A reader recently wrote to express his concerns with owning a BMW that was about to exit warranty. He confided that while it is a nice car, perhaps it was more car than he should have bought. And I hear this a lot from BMW owners, although not as honestly.
Many folks buy these technologically complex cars (and Mercedes, Audis, Porches, Cadillacs, whatever) on the basis they can "afford the payments" and that they deserve a status car, as they are doing well in life.
But of course, with the race only half-won, it is a little premature to start breaking out the champagne. But that doesn't stop most of us. And it is only five years later, when the last car payment is made, that the owner realizes that (a) they paid $60,000 for a car, and (b) it is worth maybe $30,000 at this point, if that, and (c) it is out of warranty, and every trip to the dealer for repair results in a bill with a comma in it.

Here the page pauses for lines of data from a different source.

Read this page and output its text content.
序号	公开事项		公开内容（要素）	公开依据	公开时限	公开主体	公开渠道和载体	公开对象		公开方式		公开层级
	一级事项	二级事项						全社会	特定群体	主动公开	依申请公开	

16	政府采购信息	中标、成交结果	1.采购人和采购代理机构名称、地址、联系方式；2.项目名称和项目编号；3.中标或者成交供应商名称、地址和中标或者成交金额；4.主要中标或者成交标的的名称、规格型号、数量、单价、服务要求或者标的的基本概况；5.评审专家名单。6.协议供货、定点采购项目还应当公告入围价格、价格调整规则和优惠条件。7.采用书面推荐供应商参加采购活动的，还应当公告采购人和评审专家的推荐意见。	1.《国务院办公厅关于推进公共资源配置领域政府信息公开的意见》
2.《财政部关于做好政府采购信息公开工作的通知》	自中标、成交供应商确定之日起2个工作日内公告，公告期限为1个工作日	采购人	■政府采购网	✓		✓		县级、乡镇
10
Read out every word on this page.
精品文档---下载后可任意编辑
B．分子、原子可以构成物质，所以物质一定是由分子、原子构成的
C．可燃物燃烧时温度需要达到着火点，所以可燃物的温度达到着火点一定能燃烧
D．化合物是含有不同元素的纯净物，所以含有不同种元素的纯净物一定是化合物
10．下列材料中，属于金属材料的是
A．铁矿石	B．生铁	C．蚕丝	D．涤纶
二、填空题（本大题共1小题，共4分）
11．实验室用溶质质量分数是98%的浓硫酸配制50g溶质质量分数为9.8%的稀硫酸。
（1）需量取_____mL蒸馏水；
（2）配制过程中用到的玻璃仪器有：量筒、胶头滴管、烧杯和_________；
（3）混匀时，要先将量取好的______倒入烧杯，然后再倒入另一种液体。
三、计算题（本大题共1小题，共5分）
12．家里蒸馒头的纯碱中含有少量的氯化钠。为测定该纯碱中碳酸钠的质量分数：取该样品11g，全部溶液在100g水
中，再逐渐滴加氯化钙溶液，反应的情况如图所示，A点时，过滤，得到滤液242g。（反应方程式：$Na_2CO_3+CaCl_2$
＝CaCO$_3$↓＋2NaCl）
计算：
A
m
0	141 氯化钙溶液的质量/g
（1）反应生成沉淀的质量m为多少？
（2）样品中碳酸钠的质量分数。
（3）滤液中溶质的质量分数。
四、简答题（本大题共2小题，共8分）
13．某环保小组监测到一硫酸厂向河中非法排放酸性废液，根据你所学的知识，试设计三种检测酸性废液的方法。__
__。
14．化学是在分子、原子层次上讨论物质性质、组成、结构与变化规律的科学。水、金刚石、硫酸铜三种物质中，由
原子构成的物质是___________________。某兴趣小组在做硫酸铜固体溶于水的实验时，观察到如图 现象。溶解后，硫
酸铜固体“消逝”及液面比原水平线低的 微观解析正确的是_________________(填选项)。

They realize, consciously or unconsciously, that they could have bought a simpler and cheaper $30,000 car, and had $30,000 more in their retirement account. And being five years closer to retirement, they suddenly realize they would have preferred that.
And since these cars are complex, they are hard to service yourself, and even finding independent mechanics to work on the electrical bits, is hard to do. And the dealer wants a ton of money for any repair. Extended warranties are one option, but they are very expensive and often don't cover much. Anything other than a factory extended warranty, in my opinion, is worthless - those con artists just go bankrupt and you warranty is void.
So the purchaser is left with a lot of anxiety and a conundrum. Does he trade in the car, thus spending more money in transaction costs and signing up for five more years of payments, or does he keep driving it and hope it doesn't break? Does he buy an extended warranty and spend more money that way?
And what ends up happening, and I see this all the time, is that these expensive toys do break and the owner takes them to the dealer and gets a huge bill, and suddenly his "dream car" is a nightmare. And legions of these folks go on discussion boards and say was pieces of crap these cars are and how we should all sue the manufacturer because they broke out of warranty and they had to pay to fix it.
What they are really saying is what my reader was honest enough to say, "Maybe I bought more car than I needed or could really afford."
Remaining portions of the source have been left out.